As an example, let’s say that we’ve already run an email campaign and it had a conversion rate of 20% and now we’re wanting to test to see if a costly campaign such as calling is more effective. As it would be a shame to waste the knowledge we already have, we could encode our knowledge with a prior such as $Beta(5, 20)$. This difference can be illustrated with the following graph.

In terms of running an experiment, we have the potential to get faster results than a traditional AB test by using informative priors. As well as the continual updating nature of Bayesian testing, we can capture run-away winners (or losses) earlier than a fixed AB test.

In Pyro this model will look like:

import pyro
import pyro.distributions as dist

def ab_model(obs_call , obs_email, n_call, n_email):
    prior_call = pyro.sample("prior_call", dist.Beta(2., 2.))
    prior_email = pyro.sample("prior_email", dist.Beta(2., 2.))
    difference = pyro.deterministic("difference", prior_call - prior_email)

    with pyro.plate('likelihood', 1000):
        likelihood_call = pyro.sample("likelihood_call", dist.Binomial(total_count=n_call, probs=prior_call), obs=obs_call)
        likelihood_email= pyro.sample("likelihood_email", dist.Binomial(total_count=n_email, probs=prior_email), obs=obs_email)

If you’re familiar with Python, the first thing you’ll notice is that this looks like a regular function. This is definitely one of the strengths of Pyro.

To begin, prior_email and prior_call are where we define our Beta priors. This is an interesting point that’s worth further discussion.

The goal of this experiment is to test the differences between our two campaigns. Whilst this parameter isn’t necessary, it can be helpful to wrap the difference between prior_call - prior_email within the pyro.deterministic. Which returns a single point estimate (MAP).

Running the model

Before we run the model, it’s helpful to think of the data format our model can take. Both of these are valid:

obs_call = [1, 0, ...., 1, 1]
obs_call = 35

As you can see you can pass through a list of Binomial observations or single integer.

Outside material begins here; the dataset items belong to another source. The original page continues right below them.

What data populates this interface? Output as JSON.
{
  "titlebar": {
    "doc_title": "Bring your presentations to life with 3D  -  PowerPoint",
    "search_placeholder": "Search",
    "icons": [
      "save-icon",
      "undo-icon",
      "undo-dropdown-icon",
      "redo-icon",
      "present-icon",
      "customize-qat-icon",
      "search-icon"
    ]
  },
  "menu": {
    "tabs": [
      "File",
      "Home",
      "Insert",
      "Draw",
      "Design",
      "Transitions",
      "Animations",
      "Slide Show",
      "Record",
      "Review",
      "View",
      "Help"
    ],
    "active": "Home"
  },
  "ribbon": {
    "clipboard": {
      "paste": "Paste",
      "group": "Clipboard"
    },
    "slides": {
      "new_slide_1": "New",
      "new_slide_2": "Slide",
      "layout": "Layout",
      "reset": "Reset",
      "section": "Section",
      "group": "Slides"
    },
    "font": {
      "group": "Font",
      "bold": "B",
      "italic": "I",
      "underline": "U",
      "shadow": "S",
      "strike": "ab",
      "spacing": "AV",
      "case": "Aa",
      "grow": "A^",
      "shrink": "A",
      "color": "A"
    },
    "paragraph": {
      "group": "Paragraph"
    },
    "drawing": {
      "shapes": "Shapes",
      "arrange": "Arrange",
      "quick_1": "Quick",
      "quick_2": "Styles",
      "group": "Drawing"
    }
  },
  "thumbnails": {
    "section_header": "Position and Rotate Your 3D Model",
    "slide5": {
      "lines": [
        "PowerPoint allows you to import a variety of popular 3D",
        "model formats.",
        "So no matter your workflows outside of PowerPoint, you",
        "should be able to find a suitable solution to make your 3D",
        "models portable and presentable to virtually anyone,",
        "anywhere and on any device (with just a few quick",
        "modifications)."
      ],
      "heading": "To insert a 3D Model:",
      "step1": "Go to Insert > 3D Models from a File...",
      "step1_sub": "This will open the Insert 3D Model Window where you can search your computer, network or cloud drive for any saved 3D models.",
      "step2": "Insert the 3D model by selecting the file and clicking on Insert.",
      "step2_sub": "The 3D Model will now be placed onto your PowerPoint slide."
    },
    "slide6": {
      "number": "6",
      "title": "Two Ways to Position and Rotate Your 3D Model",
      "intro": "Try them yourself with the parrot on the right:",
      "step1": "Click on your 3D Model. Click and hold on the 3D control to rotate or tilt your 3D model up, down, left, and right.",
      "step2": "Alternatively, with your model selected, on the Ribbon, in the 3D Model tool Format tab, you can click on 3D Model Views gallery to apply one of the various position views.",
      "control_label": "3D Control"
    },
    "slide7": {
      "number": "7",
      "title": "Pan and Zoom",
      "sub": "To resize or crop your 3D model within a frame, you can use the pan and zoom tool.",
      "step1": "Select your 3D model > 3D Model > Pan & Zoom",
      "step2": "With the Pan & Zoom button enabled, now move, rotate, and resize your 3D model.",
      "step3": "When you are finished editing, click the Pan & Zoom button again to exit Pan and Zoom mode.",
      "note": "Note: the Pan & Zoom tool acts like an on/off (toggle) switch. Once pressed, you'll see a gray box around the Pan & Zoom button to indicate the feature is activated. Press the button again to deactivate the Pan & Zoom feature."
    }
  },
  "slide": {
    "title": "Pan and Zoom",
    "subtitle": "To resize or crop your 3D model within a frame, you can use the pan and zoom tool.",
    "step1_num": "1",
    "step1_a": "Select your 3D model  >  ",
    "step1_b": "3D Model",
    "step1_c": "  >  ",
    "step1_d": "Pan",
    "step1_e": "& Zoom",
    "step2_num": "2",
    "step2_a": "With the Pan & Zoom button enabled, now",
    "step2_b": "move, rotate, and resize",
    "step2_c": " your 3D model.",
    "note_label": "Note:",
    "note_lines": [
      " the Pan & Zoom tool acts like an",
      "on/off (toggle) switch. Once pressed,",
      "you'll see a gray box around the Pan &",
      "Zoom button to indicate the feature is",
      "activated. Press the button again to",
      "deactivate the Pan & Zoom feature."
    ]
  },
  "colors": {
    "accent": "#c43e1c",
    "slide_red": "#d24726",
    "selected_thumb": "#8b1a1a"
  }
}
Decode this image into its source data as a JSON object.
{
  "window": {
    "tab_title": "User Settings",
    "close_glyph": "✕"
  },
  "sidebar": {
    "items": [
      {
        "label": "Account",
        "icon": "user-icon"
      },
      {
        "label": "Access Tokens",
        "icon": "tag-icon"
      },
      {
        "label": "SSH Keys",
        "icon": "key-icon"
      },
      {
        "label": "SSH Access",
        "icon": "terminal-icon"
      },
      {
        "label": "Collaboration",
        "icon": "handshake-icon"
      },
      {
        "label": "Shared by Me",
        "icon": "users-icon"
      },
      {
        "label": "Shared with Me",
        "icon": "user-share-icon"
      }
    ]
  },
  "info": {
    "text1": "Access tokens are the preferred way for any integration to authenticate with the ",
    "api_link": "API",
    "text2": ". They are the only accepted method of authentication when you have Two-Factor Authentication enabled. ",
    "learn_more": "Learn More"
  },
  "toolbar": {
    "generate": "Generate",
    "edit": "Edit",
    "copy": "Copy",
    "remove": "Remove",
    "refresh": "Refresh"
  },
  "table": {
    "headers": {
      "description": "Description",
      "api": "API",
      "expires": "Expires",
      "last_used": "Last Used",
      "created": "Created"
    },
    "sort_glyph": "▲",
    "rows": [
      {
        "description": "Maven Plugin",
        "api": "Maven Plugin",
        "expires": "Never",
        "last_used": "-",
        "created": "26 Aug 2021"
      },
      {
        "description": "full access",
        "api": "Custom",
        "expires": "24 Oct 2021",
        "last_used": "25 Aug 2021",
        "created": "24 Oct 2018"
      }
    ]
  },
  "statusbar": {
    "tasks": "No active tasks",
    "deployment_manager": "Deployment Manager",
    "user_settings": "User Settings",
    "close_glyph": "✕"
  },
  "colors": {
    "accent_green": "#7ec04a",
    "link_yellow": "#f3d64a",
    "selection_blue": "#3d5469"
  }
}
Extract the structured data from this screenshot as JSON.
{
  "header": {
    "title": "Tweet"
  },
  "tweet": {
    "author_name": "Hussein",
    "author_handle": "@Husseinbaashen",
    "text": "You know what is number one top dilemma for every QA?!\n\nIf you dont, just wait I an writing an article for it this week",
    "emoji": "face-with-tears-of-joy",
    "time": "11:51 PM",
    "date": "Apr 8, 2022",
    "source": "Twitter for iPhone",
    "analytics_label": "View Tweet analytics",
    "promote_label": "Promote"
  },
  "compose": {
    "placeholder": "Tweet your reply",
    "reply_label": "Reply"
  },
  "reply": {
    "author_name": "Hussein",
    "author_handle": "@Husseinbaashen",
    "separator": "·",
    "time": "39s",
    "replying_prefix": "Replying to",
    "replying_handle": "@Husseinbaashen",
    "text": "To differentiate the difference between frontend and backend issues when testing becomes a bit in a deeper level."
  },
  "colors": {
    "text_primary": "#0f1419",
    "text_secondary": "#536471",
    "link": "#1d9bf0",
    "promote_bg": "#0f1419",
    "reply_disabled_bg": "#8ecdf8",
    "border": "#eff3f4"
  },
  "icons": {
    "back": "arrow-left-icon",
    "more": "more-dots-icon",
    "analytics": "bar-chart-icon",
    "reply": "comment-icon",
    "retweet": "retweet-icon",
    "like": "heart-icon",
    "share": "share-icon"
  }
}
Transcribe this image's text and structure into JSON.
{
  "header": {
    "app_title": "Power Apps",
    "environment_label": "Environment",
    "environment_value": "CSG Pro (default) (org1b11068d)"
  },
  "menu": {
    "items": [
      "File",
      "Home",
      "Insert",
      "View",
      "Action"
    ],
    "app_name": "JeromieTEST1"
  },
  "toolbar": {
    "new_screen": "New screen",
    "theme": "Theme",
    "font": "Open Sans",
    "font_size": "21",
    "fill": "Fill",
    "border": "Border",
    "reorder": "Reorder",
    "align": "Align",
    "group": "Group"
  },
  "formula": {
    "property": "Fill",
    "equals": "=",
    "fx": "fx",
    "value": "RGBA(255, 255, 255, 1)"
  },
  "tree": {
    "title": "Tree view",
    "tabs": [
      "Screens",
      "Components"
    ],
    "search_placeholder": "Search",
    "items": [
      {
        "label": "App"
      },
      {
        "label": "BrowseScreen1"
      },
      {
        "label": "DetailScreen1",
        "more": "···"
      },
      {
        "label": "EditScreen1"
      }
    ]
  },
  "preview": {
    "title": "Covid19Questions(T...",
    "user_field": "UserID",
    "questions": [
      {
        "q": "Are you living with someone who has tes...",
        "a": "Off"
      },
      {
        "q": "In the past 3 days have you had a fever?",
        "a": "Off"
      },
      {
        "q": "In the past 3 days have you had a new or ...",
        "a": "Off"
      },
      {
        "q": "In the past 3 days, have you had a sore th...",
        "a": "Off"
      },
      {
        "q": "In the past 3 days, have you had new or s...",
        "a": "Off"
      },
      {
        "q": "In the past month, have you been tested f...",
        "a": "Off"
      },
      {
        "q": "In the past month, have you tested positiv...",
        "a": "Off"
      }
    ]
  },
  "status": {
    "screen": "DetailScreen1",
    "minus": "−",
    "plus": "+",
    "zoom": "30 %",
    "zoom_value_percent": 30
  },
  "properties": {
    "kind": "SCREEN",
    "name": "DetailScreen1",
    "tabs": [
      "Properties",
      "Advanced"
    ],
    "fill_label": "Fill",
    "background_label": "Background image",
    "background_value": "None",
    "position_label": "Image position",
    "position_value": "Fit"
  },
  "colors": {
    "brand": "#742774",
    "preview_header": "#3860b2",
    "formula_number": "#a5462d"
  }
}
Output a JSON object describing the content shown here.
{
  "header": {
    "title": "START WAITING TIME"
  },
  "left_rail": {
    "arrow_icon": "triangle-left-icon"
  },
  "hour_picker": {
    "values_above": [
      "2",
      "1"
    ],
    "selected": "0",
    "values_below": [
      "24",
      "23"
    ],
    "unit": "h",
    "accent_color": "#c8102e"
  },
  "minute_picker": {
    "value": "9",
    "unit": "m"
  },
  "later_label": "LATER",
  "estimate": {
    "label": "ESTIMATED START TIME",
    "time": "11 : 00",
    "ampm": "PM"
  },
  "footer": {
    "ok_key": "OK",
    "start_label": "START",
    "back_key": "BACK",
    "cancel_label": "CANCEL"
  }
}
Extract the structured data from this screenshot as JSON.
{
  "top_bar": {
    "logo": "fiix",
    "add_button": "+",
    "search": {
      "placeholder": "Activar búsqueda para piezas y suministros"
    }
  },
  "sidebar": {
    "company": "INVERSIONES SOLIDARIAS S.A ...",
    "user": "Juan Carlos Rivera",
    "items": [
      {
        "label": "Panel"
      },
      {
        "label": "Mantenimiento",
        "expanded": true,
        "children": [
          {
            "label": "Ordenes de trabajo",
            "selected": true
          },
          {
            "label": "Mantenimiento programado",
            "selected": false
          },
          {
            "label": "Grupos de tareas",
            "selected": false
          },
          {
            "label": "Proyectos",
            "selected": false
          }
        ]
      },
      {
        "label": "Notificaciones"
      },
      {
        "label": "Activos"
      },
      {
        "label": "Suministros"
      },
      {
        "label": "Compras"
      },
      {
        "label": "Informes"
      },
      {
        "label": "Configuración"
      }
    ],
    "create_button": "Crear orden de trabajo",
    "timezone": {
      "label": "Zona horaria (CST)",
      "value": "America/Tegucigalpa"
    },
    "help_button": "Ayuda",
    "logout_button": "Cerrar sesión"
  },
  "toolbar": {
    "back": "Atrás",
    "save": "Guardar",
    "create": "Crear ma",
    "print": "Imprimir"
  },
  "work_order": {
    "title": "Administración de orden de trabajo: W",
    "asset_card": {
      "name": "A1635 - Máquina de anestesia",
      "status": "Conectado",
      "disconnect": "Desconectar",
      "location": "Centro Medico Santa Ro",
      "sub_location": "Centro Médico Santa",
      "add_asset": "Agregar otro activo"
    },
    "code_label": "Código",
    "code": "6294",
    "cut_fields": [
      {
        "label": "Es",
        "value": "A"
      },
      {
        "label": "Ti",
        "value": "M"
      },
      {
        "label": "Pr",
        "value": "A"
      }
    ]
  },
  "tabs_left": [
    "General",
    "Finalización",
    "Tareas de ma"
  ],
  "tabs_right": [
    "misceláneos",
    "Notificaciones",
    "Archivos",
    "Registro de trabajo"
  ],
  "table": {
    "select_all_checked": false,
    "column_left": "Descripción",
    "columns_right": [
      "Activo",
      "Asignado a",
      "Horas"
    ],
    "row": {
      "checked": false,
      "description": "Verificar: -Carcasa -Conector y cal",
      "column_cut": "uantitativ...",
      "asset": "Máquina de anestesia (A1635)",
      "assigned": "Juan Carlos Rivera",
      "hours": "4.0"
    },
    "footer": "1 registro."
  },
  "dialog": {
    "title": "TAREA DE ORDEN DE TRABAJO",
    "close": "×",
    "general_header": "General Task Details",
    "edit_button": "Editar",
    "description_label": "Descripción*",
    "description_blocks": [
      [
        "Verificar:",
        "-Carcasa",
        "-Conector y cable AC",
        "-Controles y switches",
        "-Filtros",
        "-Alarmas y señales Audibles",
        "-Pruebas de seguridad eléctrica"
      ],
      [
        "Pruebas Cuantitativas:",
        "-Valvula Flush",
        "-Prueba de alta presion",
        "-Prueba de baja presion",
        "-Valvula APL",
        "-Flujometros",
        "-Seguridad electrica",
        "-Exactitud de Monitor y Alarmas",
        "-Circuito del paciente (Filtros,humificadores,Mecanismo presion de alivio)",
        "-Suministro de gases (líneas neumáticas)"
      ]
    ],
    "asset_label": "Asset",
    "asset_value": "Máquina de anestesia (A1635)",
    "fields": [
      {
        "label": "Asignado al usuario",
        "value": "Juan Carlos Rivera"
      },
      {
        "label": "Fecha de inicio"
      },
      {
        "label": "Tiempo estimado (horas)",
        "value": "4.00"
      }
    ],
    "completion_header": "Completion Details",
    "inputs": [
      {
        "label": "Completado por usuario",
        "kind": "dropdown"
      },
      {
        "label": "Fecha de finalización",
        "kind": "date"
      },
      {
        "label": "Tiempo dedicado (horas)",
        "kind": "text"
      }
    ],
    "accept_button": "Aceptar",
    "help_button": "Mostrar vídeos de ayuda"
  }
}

The next step is to condition or model on our observed data. Pyro has two main ways of doing this: Variational Inference, and Markov Chain Monte Carlo (MCMC) simulations. We’ll use MCMC as follows:

from pyro.infer.mcmc import NUTS, MCMC

nuts = NUTS(ab_model, adapt_step_size=True)

mcmc = MCMC(nuts, num_samples=3000, warmup_steps=200)
	torch.tensor(obs_v1, dtype=torch.double),
	torch.tensor(obs_v2, dtype=torch.double),
	torch.tensor(n_1, dtype=torch.double),
	torch.tensor(n_2, dtype=torch.double)

Interpreting Results

The most simple way to view the results, is by running mcmc.summary(). This will display the mean and standard deviations of prior_call and prior_email - representing the estimated conversion rates that these campaigns achieved.

How can we quantify the uncertainty of which campaign performed better? This is where Bayesian testing really shines. To get this, we can use the difference we defined in our model.

samples = Predictive(ab_model, num_samples=1000, return_sites=['difference'])

samples = samples.get_samples(
    torch.tensor(obs_v1, dtype=torch.double),
    torch.tensor(obs_v2, dtype=torch.double),
    torch.tensor(n_1, dtype=torch.double),
    torch.tensor(n_2, dtype=torch.double)

print(np.mean(samples['difference'].numpy() > 0))

This will return a probability of Calling being better than Emailing. Of course, this can be flipped around with a probability that Calling is not better than emailing.

Extending AB Testing

The most logical extension is for situations where we have multiple variants. Bayesian AB testing can extend nicely to this, without using the bonferroni correction.

Another extension would be to consider revenue and costs associated to campaigns. Bayesian AB testing is flexible enough to incorporate monetary effects, and because of the intuitive nature of Bayesian AB testing you can yield business insight.